Abstract

Background: Titin, encoded by TTN , is a sarcomeric protein necessary for normal cardiac and skeletal muscle function. Truncating variants in the A-band are a frequent cause of isolated and familial dilated cardiomyopathy (DCM) in living cohorts. Whether variants outside of the A-band confer arrhythmic risk remains unclear. We investigated the yield and distribution of TTN variants in a postmortem study of presumed sudden cardiac deaths (pSCDs) in San Francisco County.

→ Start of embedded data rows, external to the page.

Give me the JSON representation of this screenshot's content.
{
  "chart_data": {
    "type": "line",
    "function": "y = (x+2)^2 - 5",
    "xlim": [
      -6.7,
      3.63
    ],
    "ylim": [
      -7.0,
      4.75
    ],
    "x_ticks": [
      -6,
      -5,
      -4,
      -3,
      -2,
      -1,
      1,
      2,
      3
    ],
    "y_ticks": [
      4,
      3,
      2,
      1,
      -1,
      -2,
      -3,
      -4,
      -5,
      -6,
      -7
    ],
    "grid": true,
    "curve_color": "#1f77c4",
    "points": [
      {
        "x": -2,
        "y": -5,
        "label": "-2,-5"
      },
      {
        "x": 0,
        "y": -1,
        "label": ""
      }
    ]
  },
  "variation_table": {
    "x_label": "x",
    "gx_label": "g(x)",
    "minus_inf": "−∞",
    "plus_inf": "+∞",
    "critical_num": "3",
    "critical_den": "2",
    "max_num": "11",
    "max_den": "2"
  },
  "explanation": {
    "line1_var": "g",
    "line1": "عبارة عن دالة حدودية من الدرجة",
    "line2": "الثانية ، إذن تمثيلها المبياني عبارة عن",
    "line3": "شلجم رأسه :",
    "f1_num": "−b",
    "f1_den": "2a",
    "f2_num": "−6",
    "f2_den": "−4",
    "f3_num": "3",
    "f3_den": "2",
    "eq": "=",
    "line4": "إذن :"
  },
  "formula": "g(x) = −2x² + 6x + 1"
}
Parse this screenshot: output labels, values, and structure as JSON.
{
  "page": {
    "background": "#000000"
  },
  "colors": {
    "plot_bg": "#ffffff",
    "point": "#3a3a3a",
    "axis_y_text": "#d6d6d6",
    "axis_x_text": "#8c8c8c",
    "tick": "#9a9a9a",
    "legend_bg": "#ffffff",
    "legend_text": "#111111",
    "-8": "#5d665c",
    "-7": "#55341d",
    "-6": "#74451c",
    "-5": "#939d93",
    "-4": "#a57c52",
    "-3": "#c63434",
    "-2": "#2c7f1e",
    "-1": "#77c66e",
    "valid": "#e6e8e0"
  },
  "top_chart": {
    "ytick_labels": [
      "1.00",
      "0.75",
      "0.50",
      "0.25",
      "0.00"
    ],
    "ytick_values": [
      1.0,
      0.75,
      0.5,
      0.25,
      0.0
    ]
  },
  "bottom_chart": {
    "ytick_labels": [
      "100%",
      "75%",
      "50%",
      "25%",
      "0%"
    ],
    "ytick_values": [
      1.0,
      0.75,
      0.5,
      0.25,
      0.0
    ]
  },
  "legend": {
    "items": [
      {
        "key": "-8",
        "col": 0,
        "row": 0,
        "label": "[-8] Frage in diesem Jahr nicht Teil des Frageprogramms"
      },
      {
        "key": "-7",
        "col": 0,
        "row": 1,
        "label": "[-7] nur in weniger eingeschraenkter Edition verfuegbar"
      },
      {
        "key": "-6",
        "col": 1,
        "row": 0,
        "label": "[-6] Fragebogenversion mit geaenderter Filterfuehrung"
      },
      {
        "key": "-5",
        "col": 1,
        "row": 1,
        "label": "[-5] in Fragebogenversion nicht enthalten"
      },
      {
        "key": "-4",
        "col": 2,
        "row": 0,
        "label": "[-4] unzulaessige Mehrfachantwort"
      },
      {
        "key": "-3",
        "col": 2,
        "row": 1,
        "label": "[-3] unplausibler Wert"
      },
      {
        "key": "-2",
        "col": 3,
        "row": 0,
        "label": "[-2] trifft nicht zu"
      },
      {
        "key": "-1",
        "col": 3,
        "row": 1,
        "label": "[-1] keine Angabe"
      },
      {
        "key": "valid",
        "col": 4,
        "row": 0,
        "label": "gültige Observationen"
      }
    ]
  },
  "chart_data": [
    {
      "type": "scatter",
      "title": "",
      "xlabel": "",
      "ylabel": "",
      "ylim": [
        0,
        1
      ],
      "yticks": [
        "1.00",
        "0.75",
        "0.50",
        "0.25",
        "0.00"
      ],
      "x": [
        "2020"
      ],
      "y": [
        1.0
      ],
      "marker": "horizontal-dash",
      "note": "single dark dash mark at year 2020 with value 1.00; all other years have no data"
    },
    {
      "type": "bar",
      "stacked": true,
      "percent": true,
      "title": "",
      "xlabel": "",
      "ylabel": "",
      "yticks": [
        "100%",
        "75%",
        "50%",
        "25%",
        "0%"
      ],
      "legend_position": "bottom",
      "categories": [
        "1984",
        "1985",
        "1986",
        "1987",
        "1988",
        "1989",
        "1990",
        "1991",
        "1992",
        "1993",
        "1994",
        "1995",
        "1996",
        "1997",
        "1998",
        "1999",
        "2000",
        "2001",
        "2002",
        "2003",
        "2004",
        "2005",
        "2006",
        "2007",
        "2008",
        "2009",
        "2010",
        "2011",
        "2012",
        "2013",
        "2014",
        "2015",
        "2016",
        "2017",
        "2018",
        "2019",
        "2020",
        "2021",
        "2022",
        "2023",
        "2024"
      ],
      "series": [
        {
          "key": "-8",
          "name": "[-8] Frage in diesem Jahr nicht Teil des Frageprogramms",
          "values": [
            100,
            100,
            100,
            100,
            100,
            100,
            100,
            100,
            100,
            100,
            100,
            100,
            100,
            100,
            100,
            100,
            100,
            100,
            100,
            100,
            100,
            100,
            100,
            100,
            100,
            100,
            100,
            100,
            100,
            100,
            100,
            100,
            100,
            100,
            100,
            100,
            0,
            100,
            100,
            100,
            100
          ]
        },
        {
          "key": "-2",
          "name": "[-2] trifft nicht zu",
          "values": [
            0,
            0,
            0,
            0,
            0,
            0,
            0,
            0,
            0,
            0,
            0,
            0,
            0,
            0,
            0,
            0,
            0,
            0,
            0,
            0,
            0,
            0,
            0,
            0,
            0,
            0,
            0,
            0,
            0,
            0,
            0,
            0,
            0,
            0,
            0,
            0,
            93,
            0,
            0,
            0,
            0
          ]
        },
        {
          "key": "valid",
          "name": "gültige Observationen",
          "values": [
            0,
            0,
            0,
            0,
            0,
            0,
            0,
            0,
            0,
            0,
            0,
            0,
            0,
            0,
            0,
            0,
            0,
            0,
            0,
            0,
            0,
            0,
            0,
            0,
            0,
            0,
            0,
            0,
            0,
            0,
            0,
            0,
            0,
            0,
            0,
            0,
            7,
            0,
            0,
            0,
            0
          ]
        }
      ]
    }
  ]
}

Methods: From 2/1/2011 to 12/31/2017, the Postmortem Systematic Investigation of Sudden Cardiac Death study performed complete autopsies on 889 incident deaths (age 16-90) meeting World Health Organization criteria for SCD (pSCD). Using clinical records, autopsy findings, and family history, we performed deep phenotyping to adjudicate underlying arrhythmic “SAD” (potentially rescuable with defibrillation) or non-arrhythmic “non-SAD” (tamponade, overdose, etc.) cause of pSCD. We performed clinical whole exome testing on cases with next of kin consent. Results: Of the 322 pSCDs tested (196 SAD, 126 non-SAD), we detected 5 truncating/splice variants located in non-A-band regions (p=0.03 vs. none found in the A-band) in 4 cases, all SAD. No truncating/splice variants were detected in 47 cases with autopsy evidence of DCM (cardiomegaly and short axis > 3.5cm). Overall, 89 cases had at least 1 TTN variant of uncertain significance (VUS): 61 (68.5%) SADs and 28 (31.5%) non-SADs, with a trend towards more TTN VUSs among SADs (p =0.10). A total of 110 VUSs were found: 10 (9.1%) in the Z-disc, 38 (34.5%) in the I-band, 50 (45.5%) in the A-band, and 12 (10.9%) in the M-band. TTN VUSs clustered similarly throughout the gene in SADs and non-SADs. Conclusion: In this 7-year postmortem genetic study of unselected countywide sudden deaths using autopsy to adjudicate arrhythmic cause, we found TTN truncating/splice variants in non-A-band regions were associated with SAD and a trend toward association with SAD among TTN VUS carriers. In contrast to living cohorts with diagnosed DCM, no cases meeting autopsy criteria for DCM had a truncating/splice variant. Since non-survivors (i.e., SCDs) are underrepresented in DCM cohorts, our results suggest a potential role for non-A band TTN variants in arrhythmic risk.